Irreducibility of the $\mathfrak{g}$-module $\mathfrak{o}(k)/ad(\mathfrak{g})$

Question

For a simple lie algebra $\mathfrak{g}$, define $\mathfrak{o}(k)$ to be the orthogonal lie algebra with respect to the Killing form.

In the proof of Theorem 2 in the following paper, https://arxiv.org/pdf/math/0407240.pdf the author mentions that the following is true,

The $\mathfrak{g}$ module $\mathfrak{o}(k)/ad(\mathfrak{g})$ is irreducible if $\mathfrak{g}$ is not of type A while it is a direct sum $W \oplus W^∗ $for some non-self-dual module $W$ if $\mathfrak{g}$ is of type A.

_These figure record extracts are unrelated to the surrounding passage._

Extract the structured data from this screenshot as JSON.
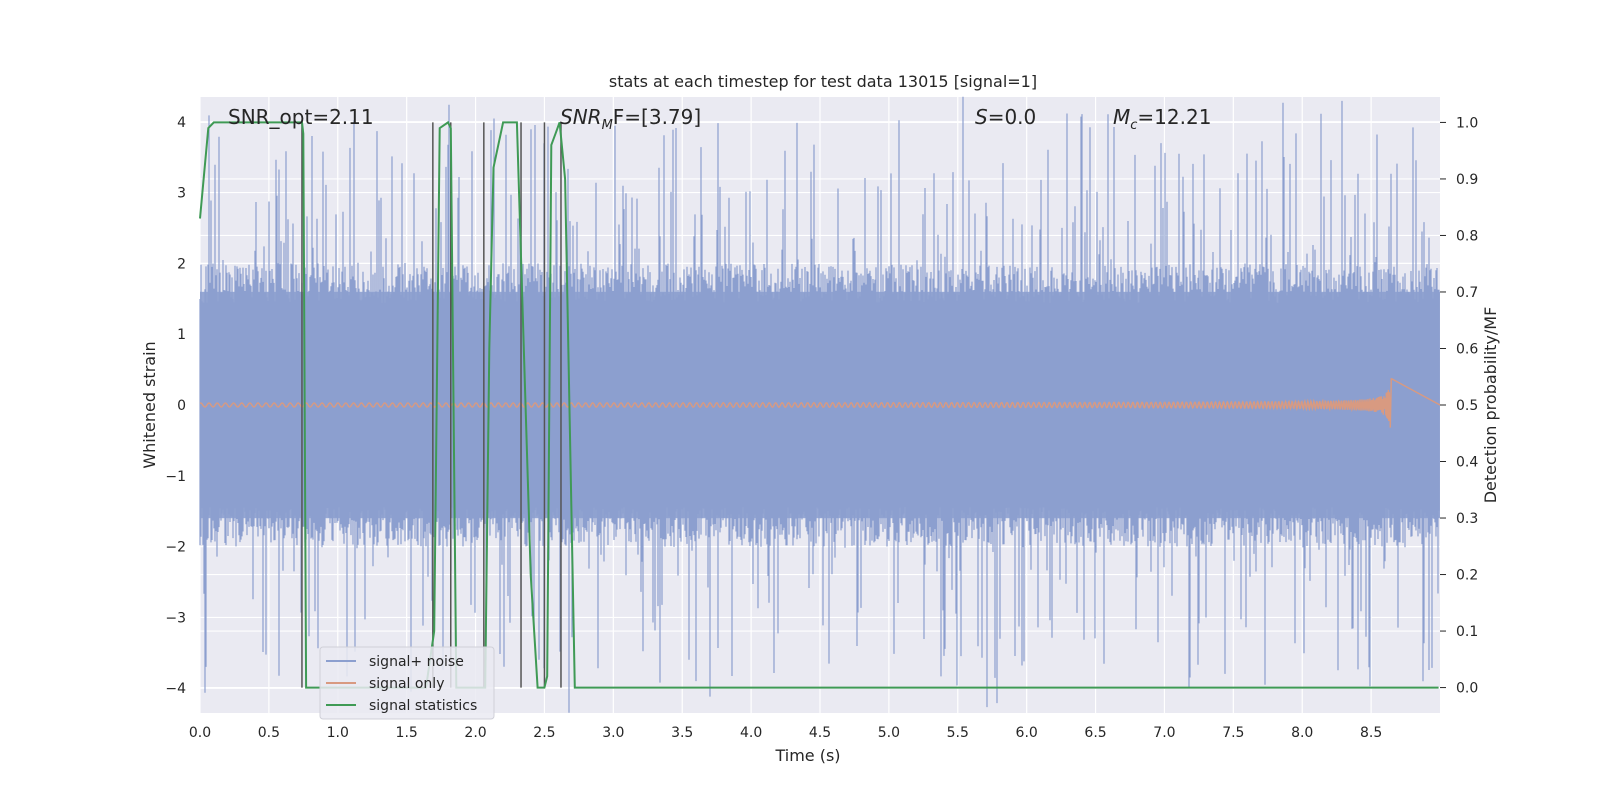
{
  "chart_data": {
    "type": "line",
    "title": "stats at each timestep for test data 13015 [signal=1]",
    "xlabel": "Time (s)",
    "ylabel": "Whitened strain",
    "ylabel_right": "Detection probability/MF",
    "xlim": [
      0.0,
      9.0
    ],
    "ylim": [
      -4.35,
      4.35
    ],
    "ylim_right": [
      -0.045,
      1.045
    ],
    "xticks": [
      "0.0",
      "0.5",
      "1.0",
      "1.5",
      "2.0",
      "2.5",
      "3.0",
      "3.5",
      "4.0",
      "4.5",
      "5.0",
      "5.5",
      "6.0",
      "6.5",
      "7.0",
      "7.5",
      "8.0",
      "8.5"
    ],
    "yticks": [
      "4",
      "3",
      "2",
      "1",
      "0",
      "−1",
      "−2",
      "−3",
      "−4"
    ],
    "yticks_right": [
      "1.0",
      "0.9",
      "0.8",
      "0.7",
      "0.6",
      "0.5",
      "0.4",
      "0.3",
      "0.2",
      "0.1",
      "0.0"
    ],
    "grid": true,
    "legend_placement": "lower-left",
    "annotations": {
      "snr_opt": "SNR_opt=2.11",
      "snr_mf_main": "SNR",
      "snr_mf_sub": "M",
      "snr_mf_rest": "F=[3.79]",
      "s_main": "S",
      "s_rest": "=0.0",
      "mc_main": "M",
      "mc_sub": "c",
      "mc_rest": "=12.21"
    },
    "series": [
      {
        "name": "signal+ noise",
        "color": "#8c9fcf",
        "kind": "noise",
        "amplitude_core": 1.6,
        "amplitude_peak": 4.0
      },
      {
        "name": "signal only",
        "color": "#d89a81",
        "kind": "chirp",
        "chirp_end_x": 8.65,
        "chirp_peak_amplitude": 0.45
      },
      {
        "name": "signal statistics",
        "color": "#3f9a55",
        "axis": "right",
        "x": [
          0.0,
          0.06,
          0.1,
          0.5,
          0.74,
          0.75,
          0.77,
          1.64,
          1.7,
          1.74,
          1.8,
          1.82,
          1.86,
          2.05,
          2.07,
          2.1,
          2.13,
          2.2,
          2.3,
          2.4,
          2.45,
          2.5,
          2.52,
          2.55,
          2.58,
          2.61,
          2.65,
          2.72,
          2.9,
          6.0,
          6.3,
          8.8,
          8.99
        ],
        "values": [
          0.83,
          0.99,
          1.0,
          1.0,
          1.0,
          0.98,
          0.0,
          0.0,
          0.1,
          0.99,
          1.0,
          0.99,
          0.0,
          0.0,
          0.0,
          0.6,
          0.92,
          1.0,
          1.0,
          0.2,
          0.0,
          0.0,
          0.02,
          0.96,
          0.98,
          1.0,
          0.9,
          0.0,
          0.0,
          0.0,
          0.0,
          0.0,
          0.0
        ]
      }
    ],
    "vertical_lines_x": [
      0.74,
      1.69,
      1.82,
      2.06,
      2.33,
      2.5,
      2.62
    ],
    "vertical_lines_color": "#555555"
  }
}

I am unable to see why this is true. Can someone furnish a proof or point to references?

Answer 1

Reposting the answer from my cross-post on MathOverflow.

It's easy to see that $\mathfrak{o}(k) \cong \wedge^2\mathfrak{g}$. Proposition 5.1 in https://doi.org/10.4153/CJM-1997-007-1 is precisely what we need. It says that

Let $\alpha_0$ be the highest root, and let $J$ be the set of simple roots which are not orthogonal to $\alpha_0$. For each $\alpha \in J$, one knows that $\alpha_0-\alpha$ is a root, and it is evident that $e_{\alpha}\wedge e_{\alpha_0-\alpha}$ is a highest weight vector in $\wedge^2\mathfrak{g}$, and therefore generates an irreducible submodule $U_\alpha$. Let $U_2 = \oplus_{\alpha \in J} U_\alpha$ .

By dimension count $ \wedge^2\mathfrak{g} \cong \mathfrak{g} \oplus U_2$. And therefore, $\mathfrak{o}(k)/ad(\mathfrak{g})\cong U_2$ which is claimed (without proof) to be irreducible. However, now that we have an "explicit" form of the quotient, proving irreducibility seems easy.